ED Coding and Reimbursement Alert

READER QUESTIONS:

Use V Code for Patient's Past Angioplasty

Question: A patient reports to the ED complaining of chest pain (directly over the heart) after possibly bumping his chest. After a level-three E/M, the physician orders a single-view chest x-ray. The x-ray confirms that the patient did not have a cardiac episode; the notes, however, indicate that the patient had an angioplasty 12 years ago and the physician describes this consideration in the medical decision making. Do I need to note the patient's previous heart procedure on the claim?

Minnesota Subscriber

Answer: Although the patient did not have a heart attack, you should include a V code (V45.82, Percutaneous transluminal coronary angioplasty status) to represent the patient's past angioplasty.

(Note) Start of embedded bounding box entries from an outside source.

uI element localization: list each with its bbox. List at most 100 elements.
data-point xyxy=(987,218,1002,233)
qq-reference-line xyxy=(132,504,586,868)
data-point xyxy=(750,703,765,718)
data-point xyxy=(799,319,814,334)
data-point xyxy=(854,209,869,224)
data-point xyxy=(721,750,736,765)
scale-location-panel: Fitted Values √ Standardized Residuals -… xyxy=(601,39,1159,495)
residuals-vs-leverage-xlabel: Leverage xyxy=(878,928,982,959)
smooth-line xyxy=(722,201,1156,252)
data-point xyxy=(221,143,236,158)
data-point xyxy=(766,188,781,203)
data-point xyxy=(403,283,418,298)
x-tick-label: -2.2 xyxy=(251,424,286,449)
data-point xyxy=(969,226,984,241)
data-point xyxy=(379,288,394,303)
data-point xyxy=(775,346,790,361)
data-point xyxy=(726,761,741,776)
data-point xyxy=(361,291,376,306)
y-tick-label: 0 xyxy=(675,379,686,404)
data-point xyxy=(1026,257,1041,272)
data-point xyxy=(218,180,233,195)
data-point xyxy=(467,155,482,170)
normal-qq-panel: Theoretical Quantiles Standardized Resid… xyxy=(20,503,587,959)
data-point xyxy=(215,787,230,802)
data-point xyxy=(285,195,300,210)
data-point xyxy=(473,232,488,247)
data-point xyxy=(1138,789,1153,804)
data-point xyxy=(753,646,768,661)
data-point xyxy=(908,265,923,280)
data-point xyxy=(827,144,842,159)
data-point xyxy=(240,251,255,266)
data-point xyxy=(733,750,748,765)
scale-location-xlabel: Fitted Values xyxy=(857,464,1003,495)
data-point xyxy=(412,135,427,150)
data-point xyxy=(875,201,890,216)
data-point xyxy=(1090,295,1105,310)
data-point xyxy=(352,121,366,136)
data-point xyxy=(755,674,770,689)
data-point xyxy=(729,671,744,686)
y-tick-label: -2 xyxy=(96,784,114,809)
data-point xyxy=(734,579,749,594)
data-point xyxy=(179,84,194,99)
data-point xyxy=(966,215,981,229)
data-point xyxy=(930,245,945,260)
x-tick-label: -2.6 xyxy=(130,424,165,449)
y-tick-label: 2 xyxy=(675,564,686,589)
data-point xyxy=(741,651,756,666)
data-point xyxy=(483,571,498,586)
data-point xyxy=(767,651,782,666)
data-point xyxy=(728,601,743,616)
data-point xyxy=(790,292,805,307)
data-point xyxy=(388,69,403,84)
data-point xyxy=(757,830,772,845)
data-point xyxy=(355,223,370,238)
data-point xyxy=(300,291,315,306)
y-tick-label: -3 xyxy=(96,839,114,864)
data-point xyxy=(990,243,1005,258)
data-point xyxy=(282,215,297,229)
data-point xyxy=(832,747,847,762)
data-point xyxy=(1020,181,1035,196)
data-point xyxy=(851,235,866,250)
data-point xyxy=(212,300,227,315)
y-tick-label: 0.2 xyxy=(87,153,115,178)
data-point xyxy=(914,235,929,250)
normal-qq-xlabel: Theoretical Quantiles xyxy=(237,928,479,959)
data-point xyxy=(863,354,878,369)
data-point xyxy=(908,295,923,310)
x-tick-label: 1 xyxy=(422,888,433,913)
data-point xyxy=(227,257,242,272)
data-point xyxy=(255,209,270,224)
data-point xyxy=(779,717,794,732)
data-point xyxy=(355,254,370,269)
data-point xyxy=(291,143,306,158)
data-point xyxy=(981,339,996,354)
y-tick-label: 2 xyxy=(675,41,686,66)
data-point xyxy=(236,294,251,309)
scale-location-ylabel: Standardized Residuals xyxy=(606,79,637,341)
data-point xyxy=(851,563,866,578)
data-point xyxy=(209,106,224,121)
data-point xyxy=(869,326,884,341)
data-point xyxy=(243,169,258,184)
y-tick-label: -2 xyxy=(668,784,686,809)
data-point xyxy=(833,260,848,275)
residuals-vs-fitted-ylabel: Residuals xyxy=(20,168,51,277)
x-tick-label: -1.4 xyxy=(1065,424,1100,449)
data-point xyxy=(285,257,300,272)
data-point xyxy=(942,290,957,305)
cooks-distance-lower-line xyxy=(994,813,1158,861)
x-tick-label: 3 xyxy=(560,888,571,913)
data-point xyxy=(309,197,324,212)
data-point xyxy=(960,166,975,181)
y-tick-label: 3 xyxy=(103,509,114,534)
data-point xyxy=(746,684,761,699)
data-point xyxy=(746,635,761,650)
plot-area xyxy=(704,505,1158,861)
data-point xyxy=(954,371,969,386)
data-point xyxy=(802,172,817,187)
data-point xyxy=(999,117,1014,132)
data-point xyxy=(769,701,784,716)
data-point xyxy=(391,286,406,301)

Reasoning: The past angioplasty is part of the patient's medical history -- and because the patient reported for chest trouble, it likely affected the ED physician's medical decision making.

On the claim, report the following:

- 71010 (Radiologic examination, chest; single view, frontal) for the x-ray

- modifier 26 (Professional component) appended to 71010 to show that you are coding only for the service's professional portion

- 99283 (Emergency department visit for the evaluation and management of a patient, which requires these 3 key components: an expanded problem focused history; an expanded problem focused examination; and medical decision making of moderate complexity ...) for the E/M

- modifier 25 (Significant, separately identifiable evaluation and management service by the same physician on the same day of the procedure or other service) appended to 99283 to show that the x-ray and E/M were separate services

- 786.51 (Precordial pain) appended to both 71010 and 99283 to represent the patient's presenting symptoms

- V45.82 appended to both 71010 and 99283 to represent the patient's past angioplasty.